さすがにこの量ではないとわかっているけど、受けが良くて良かったと思って「いいですよー」と言ったら服の裾を軽く引っ張られ、引っ張られた方向を見るとムスッとしたアディーがいた。
「側室である母様に重労働をさせる気ですか。母様もそんなに簡単に許可したらだめですよ!」
・・・かわいい!!!
ママの心配してくれるアディーのやさしさに泣けてくる。
「アディー多分、味見としてつくる量は今日と同じ量じゃなくて私たちが食べる分とあと一人分ぐらいだと思うよ。心配してくれてありがとうね。母さんアディーみたいな優しい子がそばにいてくれるだけで嬉しいな。」
そういいながらアディーを見ると耳とほほが真っ赤になってて可愛い。正直「真っ赤になってるーかーわーいーいー!」って声を大にして言いたいけど、たぶん言ったら嫌われるような気がして心の中でそう叫んでた。
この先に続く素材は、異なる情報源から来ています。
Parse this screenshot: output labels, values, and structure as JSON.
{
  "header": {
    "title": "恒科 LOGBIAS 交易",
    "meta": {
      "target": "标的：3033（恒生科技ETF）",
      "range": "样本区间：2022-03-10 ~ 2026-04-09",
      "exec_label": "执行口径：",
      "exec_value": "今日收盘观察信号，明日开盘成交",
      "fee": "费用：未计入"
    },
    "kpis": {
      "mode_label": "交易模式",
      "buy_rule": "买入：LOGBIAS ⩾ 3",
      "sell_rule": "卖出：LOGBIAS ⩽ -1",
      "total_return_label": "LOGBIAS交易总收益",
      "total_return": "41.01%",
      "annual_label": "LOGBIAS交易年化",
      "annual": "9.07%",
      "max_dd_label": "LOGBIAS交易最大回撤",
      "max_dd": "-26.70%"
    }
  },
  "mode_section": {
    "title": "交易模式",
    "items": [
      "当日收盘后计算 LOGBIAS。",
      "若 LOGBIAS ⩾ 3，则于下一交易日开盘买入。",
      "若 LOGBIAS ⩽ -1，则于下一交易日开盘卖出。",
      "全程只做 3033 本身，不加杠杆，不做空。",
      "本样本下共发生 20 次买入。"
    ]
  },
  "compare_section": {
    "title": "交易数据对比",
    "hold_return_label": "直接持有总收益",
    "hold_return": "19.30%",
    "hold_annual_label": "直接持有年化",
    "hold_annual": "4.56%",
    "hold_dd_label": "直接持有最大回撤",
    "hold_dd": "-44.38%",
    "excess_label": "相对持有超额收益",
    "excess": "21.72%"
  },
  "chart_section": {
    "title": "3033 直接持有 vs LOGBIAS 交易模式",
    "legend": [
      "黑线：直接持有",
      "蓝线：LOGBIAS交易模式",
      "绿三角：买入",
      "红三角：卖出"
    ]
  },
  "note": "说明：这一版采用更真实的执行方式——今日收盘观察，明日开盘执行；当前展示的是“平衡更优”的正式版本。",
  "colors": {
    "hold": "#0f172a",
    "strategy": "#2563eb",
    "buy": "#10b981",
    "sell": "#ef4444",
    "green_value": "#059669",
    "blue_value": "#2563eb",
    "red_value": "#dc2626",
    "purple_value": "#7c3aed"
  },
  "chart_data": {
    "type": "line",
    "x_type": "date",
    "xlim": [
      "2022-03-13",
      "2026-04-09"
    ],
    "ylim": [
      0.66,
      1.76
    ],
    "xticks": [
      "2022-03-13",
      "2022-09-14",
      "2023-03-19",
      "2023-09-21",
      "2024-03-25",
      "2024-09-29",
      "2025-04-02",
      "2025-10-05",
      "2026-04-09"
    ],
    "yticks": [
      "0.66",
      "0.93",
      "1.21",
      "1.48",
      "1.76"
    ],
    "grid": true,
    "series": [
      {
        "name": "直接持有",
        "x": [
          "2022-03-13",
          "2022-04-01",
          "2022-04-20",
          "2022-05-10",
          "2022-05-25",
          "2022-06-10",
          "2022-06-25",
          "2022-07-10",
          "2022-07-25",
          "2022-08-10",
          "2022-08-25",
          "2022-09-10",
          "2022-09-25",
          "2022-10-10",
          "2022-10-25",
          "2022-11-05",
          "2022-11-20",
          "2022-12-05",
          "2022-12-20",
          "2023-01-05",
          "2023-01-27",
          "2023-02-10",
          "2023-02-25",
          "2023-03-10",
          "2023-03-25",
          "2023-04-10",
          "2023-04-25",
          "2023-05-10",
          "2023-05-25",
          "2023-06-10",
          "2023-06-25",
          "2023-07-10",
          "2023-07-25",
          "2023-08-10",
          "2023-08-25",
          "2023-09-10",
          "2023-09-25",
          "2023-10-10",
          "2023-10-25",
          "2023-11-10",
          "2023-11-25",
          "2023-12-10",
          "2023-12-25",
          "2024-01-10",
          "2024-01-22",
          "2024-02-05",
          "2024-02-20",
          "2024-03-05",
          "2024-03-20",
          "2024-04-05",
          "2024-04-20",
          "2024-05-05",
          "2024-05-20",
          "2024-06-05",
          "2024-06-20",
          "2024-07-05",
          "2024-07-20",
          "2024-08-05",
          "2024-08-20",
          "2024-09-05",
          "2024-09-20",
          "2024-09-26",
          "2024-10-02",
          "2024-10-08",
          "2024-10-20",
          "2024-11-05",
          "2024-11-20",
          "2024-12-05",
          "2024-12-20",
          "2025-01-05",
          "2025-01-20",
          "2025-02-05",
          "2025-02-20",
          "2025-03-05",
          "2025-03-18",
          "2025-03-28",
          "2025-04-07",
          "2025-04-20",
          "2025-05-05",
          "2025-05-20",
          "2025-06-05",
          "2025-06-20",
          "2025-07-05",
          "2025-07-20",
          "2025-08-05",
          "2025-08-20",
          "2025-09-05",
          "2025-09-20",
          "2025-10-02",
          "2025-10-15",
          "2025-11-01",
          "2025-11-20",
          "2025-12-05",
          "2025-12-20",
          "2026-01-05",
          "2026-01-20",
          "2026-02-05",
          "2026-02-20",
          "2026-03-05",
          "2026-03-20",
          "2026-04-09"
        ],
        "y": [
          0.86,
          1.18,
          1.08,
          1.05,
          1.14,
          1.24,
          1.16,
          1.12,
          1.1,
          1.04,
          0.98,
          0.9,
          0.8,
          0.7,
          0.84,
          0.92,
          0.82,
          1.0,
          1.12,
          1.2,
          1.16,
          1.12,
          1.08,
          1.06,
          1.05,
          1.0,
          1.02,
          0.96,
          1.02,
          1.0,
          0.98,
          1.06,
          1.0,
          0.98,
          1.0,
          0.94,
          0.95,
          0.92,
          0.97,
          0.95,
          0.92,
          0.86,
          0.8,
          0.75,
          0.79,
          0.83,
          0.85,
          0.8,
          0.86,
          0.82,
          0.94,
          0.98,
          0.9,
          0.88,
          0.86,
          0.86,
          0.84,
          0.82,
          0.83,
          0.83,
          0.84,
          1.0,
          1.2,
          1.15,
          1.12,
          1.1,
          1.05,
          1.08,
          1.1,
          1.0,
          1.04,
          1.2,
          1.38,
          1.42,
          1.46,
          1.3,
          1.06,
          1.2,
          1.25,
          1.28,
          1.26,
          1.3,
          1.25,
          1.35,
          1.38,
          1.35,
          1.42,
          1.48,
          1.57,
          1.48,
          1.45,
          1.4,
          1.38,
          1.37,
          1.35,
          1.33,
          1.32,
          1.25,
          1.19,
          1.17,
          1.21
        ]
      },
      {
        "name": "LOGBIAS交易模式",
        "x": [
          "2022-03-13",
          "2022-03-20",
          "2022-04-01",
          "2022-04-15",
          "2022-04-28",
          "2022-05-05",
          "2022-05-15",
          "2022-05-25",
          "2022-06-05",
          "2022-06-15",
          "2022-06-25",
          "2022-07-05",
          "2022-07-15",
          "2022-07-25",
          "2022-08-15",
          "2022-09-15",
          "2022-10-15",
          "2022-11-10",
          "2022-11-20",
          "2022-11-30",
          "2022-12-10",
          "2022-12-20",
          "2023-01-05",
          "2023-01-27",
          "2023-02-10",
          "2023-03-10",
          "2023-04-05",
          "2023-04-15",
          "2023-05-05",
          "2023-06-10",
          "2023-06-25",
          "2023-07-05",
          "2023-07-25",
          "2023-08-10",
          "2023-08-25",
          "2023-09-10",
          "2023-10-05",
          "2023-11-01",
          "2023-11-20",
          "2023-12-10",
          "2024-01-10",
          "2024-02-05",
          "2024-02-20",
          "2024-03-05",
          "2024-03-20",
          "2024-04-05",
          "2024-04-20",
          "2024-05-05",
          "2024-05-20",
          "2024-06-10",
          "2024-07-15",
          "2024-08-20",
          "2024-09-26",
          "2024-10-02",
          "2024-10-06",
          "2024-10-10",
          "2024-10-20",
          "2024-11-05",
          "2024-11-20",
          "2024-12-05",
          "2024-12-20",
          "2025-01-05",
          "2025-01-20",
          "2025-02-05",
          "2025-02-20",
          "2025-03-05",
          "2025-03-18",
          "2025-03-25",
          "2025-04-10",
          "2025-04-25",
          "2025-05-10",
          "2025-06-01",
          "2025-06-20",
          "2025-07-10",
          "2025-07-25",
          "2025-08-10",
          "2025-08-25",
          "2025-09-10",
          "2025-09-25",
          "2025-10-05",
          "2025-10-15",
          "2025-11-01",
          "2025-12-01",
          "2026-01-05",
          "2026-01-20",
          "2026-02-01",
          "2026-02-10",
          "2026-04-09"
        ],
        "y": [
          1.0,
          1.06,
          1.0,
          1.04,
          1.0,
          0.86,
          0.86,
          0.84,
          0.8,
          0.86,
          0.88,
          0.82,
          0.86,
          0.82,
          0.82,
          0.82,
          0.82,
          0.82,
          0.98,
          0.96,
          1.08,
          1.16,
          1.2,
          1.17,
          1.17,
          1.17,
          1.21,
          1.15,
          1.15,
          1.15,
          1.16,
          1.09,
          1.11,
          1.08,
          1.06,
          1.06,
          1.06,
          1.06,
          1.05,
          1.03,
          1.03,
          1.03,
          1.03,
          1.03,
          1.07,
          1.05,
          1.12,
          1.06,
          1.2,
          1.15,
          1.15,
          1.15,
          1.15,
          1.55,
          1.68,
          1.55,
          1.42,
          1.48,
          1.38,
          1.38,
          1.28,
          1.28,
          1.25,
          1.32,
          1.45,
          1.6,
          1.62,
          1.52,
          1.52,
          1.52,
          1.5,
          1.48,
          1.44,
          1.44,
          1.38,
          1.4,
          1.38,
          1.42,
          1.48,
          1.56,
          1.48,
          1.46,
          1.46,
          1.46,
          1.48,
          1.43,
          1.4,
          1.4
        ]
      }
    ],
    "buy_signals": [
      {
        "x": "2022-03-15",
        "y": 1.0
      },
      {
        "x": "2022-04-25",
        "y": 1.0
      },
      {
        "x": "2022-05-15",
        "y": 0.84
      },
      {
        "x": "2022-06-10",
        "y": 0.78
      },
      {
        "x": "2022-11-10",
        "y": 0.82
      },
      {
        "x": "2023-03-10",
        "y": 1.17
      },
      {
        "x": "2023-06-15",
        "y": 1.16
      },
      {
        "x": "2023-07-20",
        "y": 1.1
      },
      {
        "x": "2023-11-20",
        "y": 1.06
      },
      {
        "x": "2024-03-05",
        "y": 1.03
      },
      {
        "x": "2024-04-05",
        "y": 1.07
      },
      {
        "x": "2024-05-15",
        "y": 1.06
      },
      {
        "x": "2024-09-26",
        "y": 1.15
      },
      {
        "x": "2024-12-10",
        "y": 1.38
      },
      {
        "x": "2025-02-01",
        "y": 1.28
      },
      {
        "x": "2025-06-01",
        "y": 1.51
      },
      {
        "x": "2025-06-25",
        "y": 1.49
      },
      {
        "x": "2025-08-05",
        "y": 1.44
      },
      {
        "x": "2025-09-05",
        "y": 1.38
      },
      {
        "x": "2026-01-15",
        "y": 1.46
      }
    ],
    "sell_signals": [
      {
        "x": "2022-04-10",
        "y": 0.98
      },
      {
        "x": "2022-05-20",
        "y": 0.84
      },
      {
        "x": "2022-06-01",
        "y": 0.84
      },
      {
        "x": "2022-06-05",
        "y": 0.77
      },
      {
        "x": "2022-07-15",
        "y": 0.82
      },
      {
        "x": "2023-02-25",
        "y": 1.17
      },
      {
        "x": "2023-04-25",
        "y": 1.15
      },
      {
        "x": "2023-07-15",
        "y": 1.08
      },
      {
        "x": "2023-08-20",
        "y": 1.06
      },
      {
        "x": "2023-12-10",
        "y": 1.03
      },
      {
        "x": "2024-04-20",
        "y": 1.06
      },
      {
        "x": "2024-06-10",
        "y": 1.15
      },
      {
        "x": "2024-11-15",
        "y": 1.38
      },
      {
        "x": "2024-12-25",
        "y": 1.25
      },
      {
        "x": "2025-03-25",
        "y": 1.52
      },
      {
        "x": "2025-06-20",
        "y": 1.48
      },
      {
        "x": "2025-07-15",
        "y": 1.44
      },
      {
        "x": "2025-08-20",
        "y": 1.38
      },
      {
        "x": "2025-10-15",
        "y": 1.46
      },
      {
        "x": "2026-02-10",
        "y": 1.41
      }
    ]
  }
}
周りからもなんか生暖かい目で見られてちょっと居心地が悪くなったのでニッキーに一声かけてアディーと私の部屋に入った。今日は久々に私が先にお風呂に入ってからベッドに入ったけど、隣の部屋はまだ電気がついていた。珍しいな。
いつもは私が寝る前に寝て私が起きる前に起きてるはずなんだけど・・・
まぁ、年頃の娘だしいろいろあるよね、と自分を納得させ目を閉じたらいつの間にか意識が途切れた。